Link Steve Podraza // Jan 22, 2006 at 5:20 pm
I'm not really sure what I'm referring to either, though Chevron sounds familiar. I just remember from my admin law classes that the first things we read were cases establishing the constitutional legitimacy of the rulemaking authority of administrative agencies. The objection was that "laws" must be passed in accordance with the constitutional framework, two houses of congress and a president. Regulations carrying the force of law were being passed without this process. The Court ultimately concluded that laws could be passed defining an overarching legislative purpose, and that agencies could then implement that purpose through rules and in doing so, they were not making law, only enforcing it consistent with their constitutional role.
One argument which carried exactly 0 weight among the professors of my law school (Ohio State) was that the framers used procedural rules as means to substantive ends. For example, the 4th amendment should be interpreted as barring the drug war (or any prohibition of private, personal activity) because of the mutual incompatibility of the two. Or in this case, the constitutional process for passing law should be interpreted as a bar on hands-on regulation, since the two are mutually incompatble. I remember the way my admin professor explained it to us. He asked us "why do we need rulemakers? Why can't Congress handle it themselves?" And then he told us the answer, "Because Congress can't handle it themselves, there is too much to do" This was all most of my classmates needed to be forever convinced of the need for regulatory authorities seperate from Congress. Running our government is too big a job for Congress to handle alone.

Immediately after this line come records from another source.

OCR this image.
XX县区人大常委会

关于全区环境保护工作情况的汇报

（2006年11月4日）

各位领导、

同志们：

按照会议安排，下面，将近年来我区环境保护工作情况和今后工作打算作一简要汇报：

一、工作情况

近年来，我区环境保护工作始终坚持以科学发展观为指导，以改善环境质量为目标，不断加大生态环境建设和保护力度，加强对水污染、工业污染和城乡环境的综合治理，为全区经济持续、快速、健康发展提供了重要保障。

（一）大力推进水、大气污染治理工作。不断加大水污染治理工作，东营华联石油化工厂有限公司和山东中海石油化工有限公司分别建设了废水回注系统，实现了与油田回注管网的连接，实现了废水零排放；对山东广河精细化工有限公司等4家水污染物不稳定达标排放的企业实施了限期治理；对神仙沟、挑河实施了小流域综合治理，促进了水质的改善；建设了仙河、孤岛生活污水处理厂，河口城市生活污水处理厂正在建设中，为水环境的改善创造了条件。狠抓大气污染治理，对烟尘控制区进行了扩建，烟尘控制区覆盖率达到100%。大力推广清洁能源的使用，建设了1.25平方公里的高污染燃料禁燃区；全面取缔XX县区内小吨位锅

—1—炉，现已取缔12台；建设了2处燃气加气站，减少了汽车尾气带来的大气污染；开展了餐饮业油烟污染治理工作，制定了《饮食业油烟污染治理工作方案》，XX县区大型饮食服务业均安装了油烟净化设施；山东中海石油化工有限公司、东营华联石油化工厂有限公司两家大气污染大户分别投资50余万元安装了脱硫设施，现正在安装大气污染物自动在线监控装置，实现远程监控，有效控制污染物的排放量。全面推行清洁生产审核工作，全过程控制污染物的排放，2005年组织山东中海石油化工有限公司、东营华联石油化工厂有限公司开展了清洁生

Link Chris // Jan 22, 2006 at 5:34 pm
I'm not sure that you could find Gerrymandering unconstitutional, but it has led to the death of true competition in legistaltive races. Perhaps a violation of Equal Protection?
Link Steve Podraza // Jan 22, 2006 at 10:04 pm
This might be too radical for Kip, but there are some who think Marbury v Madison belongs on the list. According to my sources at Mises, there was once a competing theory of judicial review, now almost lost to history, which proposed that state governments were to play the role of protectors of the constitution, not the federal courts. According to the people at Mises, Jefferson was a major proponent of this idea.
Marbury v Madison isn't quite as logical as most presume it to be. There is a certain absurdity in the idea that the federal government can be entrusted to act as its own (and only) watchdog. Judicial review, as established in Marbury v Madison, entrusts the federal government to define its own restraints. Of course it is going to define them away, as it has.
There are dangers inherent to allowing state governments this power, sure. But would it be worse?
Link Worst Supreme Court Decisions // Feb 13, 2006 at 8:31 am
Worst Supreme Court Decisions
The cases on this list have been selected for several reasons. Some were chosen because they allowed constitutional freedoms to be infringed. Others were picked because they violated principles of federalism, permitting the unwarranted expansion of…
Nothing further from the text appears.